Upon the motion now before us, however, the case assumes a very different aspect from the facts which appear by the affidavit of Governor Sprague, which sets forth that after the decree of September 10, 1881, in this case, appointing Claudius B. Farnsworth custodian of the personal estate of the Quidnick Company, he, Governor Sprague, "entered into a contract with the Quidnick Company, as trustee for certain persons who agreed to and did furnish funds to start up and put the mills in operation; that said contract was to continue in force until the controversies, in which the said company was interested, were judicially determined." "That under said contract he entered into the possession and commenced the operation of the mills, and has been at great expense in collecting and filling the mills with help, and has expended large sums of money in accumulating stock, and in bringing the business operations of the mills into their present prosperous condition; that under his operations the mill property is in better condition to day than it has been for the last ten years, large sums of money having been expended by him in making such repairs as were necessary to put the mills in proper running condition; that the money so expended has been paid by him out of the funds of the persons for whom he is acting as trustee, and out of the business operations of the mills; that the mill property will not deteriorate so much with the mills in operation as if they were idle; that the mills are being run for *Page 83 
the benefit of the stockholders, after payment of expenses incidental to the running of the mills, and for the use of the money advanced to put the mills in operation." The complainants offered no evidence to controvert these allegations, which are a complete answer, if true, to the averments of the bill upon which they mainly rely, and must rely, for the appointment of a receiver pendente lite, namely, that the property is being wasted by negligence and want of proper care; that it is daily deteriorating in value, and also that it is being managed by a stranger who is not acting in the interest of the Quidnick Company.

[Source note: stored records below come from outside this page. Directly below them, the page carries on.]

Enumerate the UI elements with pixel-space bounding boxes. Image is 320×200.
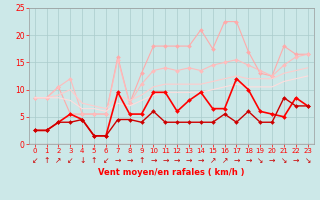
Text: ↘: ↘ <box>281 156 287 165</box>
Text: ↑: ↑ <box>138 156 145 165</box>
Text: →: → <box>245 156 252 165</box>
Text: →: → <box>269 156 275 165</box>
Text: →: → <box>174 156 180 165</box>
Text: →: → <box>150 156 156 165</box>
Text: ↓: ↓ <box>79 156 85 165</box>
Text: →: → <box>186 156 192 165</box>
Text: →: → <box>162 156 168 165</box>
Text: ↘: ↘ <box>257 156 263 165</box>
Text: ↙: ↙ <box>32 156 38 165</box>
X-axis label: Vent moyen/en rafales ( km/h ): Vent moyen/en rafales ( km/h ) <box>98 168 244 177</box>
Text: ↙: ↙ <box>103 156 109 165</box>
Text: ↗: ↗ <box>55 156 62 165</box>
Text: ↘: ↘ <box>304 156 311 165</box>
Text: →: → <box>115 156 121 165</box>
Text: →: → <box>198 156 204 165</box>
Text: ↙: ↙ <box>67 156 74 165</box>
Text: ↗: ↗ <box>221 156 228 165</box>
Text: →: → <box>126 156 133 165</box>
Text: →: → <box>292 156 299 165</box>
Text: ↗: ↗ <box>210 156 216 165</box>
Text: ↑: ↑ <box>44 156 50 165</box>
Text: →: → <box>233 156 240 165</box>
Text: ↑: ↑ <box>91 156 97 165</box>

Upon the present state of the proof, therefore, no case is made out for the appointment of a receiver, or for the retaining of the one already appointed at the first hearing.
Furthermore, upon a more careful study of the bill before us, we are of opinion that the petition for a receiver is not ancillary to any relief sought to be obtained under the various prayers in the bill. The prayer for the receiver in the bill is without foundation and without meaning. There is no prayer for a foreclosure of the stock, or for the winding up of the corporation, nor is there any for the application of the property of the company as such to the payment of debts. So that, as the case now stands, the appointment of a receiver on final hearing would, so far as aught now appears, practically be the appointment of a receiver in perpetuum. For no final decree which can be properly made under the bill as now framed could dispose either of the stock of the Quidnick Company, or of the property which that stock represents, and thus relieve and discharge a receiver thereof who should now be appointed.
For these reasons, therefore, we are of opinion that the defendants' motion should be granted, and the decree vacated.